A knock at the door. Asa Hunter came in without waiting for permission. Kindra Jones tailed him.
“She blames herself,” Hunter said tersely. “She's trying to cover for you.”
“It was my fault,” Chadwick answered. “Going back to Zedman's was totally my idea.”
“Goddamn it, Chadwick.” Hunter chopped the air in front of his face like he was trying to wake him up. “What happened to me being the first to know, huh?”
“I have to talk to Mallory.”
“AND you got the nerve to make a request like that. God Almighty.”
Kindra looked like she wanted to say something, but Chadwick caught her eye, gave her a mute warning to stay silent.
“I had to defend you,” Hunter fumed. “Marin Sheriff's Office called, asked what was your background before Cold Springs. Did you have some grudge against John Zedman? How did you handle your daughter's death? What was I supposed to tell them?”

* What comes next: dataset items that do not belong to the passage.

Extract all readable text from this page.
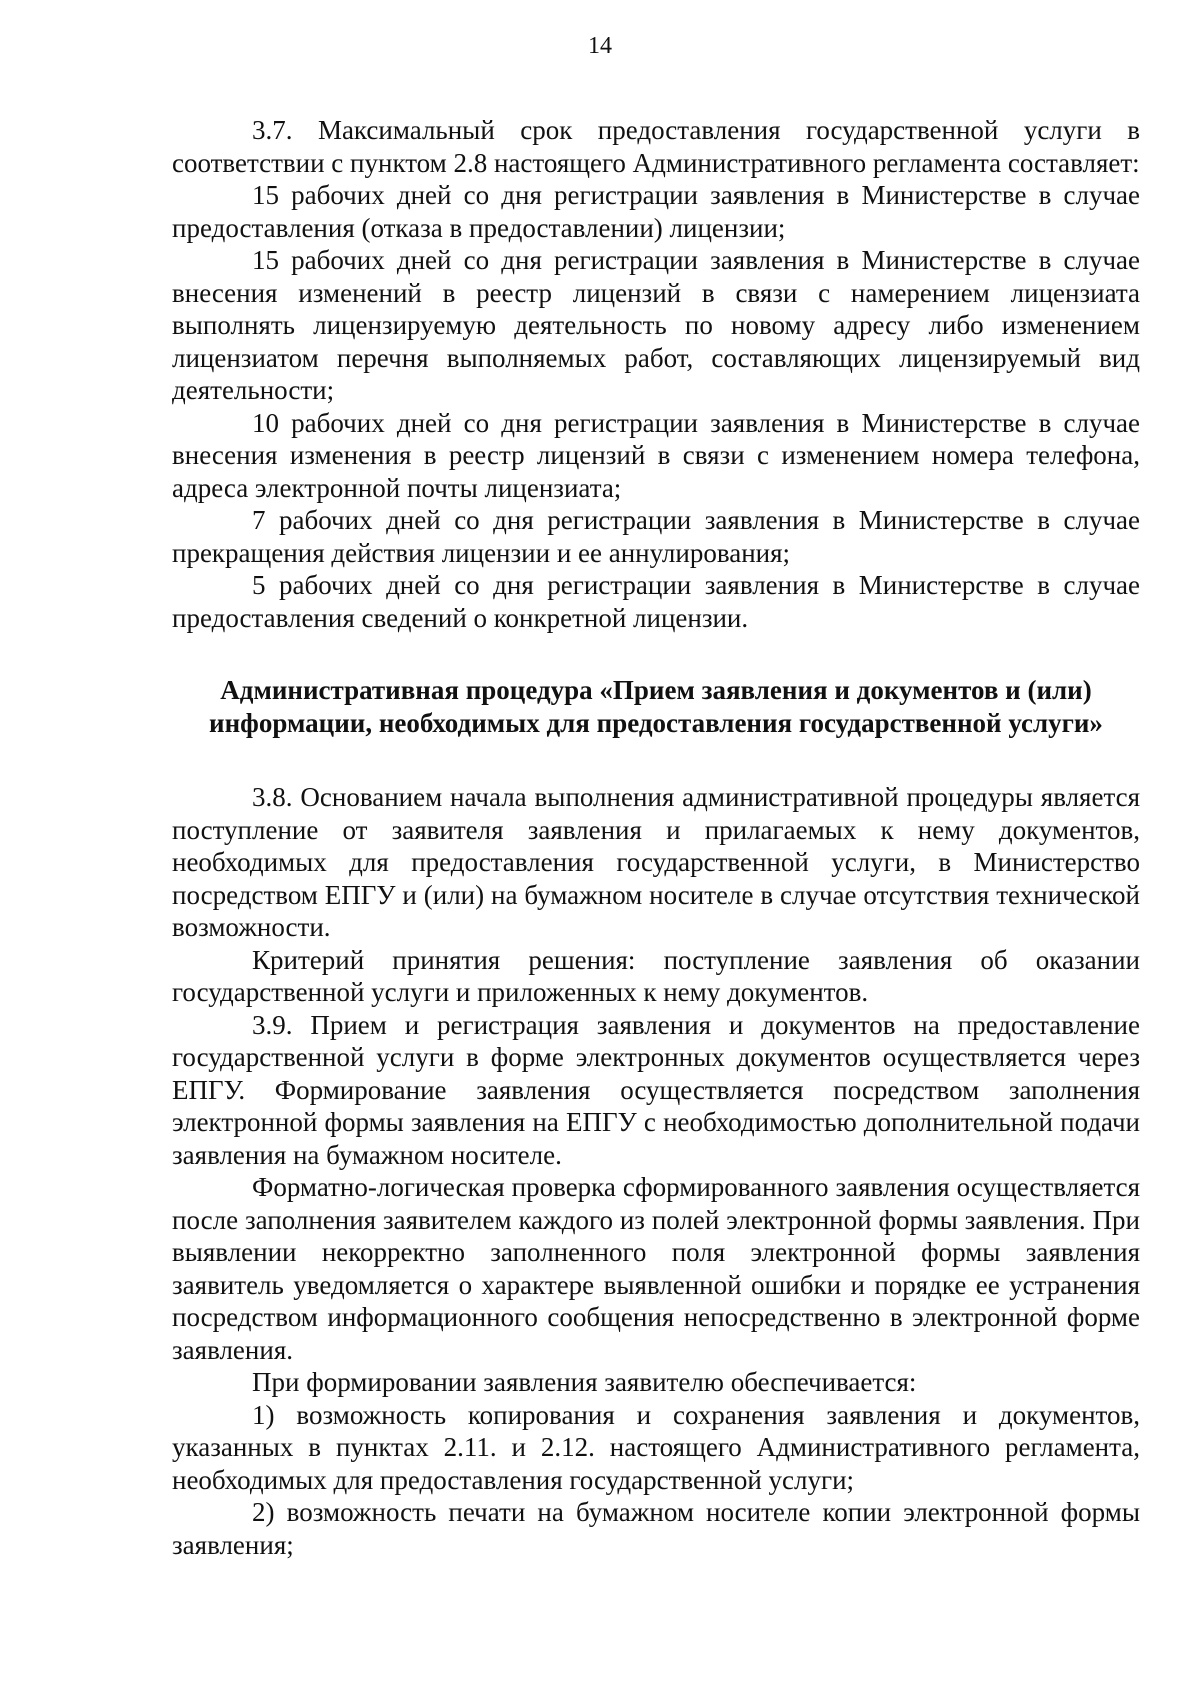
14

3.7. Максимальный срок предоставления государственной услуги в соответствии с пунктом 2.8 настоящего Административного регламента составляет:

15 рабочих дней со дня регистрации заявления в Министерстве в случае предоставления (отказа в предоставлении) лицензии;

15 рабочих дней со дня регистрации заявления в Министерстве в случае внесения изменений в реестр лицензий в связи с намерением лицензиата выполнять лицензируемую деятельность по новому адресу либо изменением лицензиатом перечня выполняемых работ, составляющих лицензируемый вид деятельности;

10 рабочих дней со дня регистрации заявления в Министерстве в случае внесения изменения в реестр лицензий в связи с изменением номера телефона, адреса электронной почты лицензиата;

7 рабочих дней со дня регистрации заявления в Министерстве в случае прекращения действия лицензии и ее аннулирования;

5 рабочих дней со дня регистрации заявления в Министерстве в случае предоставления сведений о конкретной лицензии.

Административная процедура «Прием заявления и документов и (или)
информации, необходимых для предоставления государственной услуги»

3.8. Основанием начала выполнения административной процедуры является поступление от заявителя заявления и прилагаемых к нему документов, необходимых для предоставления государственной услуги, в Министерство посредством ЕПГУ и (или) на бумажном носителе в случае отсутствия технической возможности.

Критерий принятия решения: поступление заявления об оказании государственной услуги и приложенных к нему документов.

3.9. Прием и регистрация заявления и документов на предоставление государственной услуги в форме электронных документов осуществляется через ЕПГУ. Формирование заявления осуществляется посредством заполнения электронной формы заявления на ЕПГУ с необходимостью дополнительной подачи заявления на бумажном носителе.

Форматно-логическая проверка сформированного заявления осуществляется после заполнения заявителем каждого из полей электронной формы заявления. При выявлении некорректно заполненного поля электронной формы заявления заявитель уведомляется о характере выявленной ошибки и порядке ее устранения посредством информационного сообщения непосредственно в электронной форме заявления.

При формировании заявления заявителю обеспечивается:

1) возможность копирования и сохранения заявления и документов, указанных в пунктах 2.11. и 2.12. настоящего Административного регламента, необходимых для предоставления государственной услуги;

2) возможность печати на бумажном носителе копии электронной формы заявления;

“They say anything about the blood?”
“It's John Zedman's. They're treating his disappearance as a homicide.”
Chadwick felt the air particles slow, like a whirlpool changing direction. He thought about the fear that had been growing in the back of his mind—something about Pérez's phone message: Everything's cool. I'll call you. As if he'd been sent on a mission, maybe to retrieve Mallory. As if John had tried to preempt something his blackmailer was doing. The last time John had tried something like that, Talia Montrose had been butchered.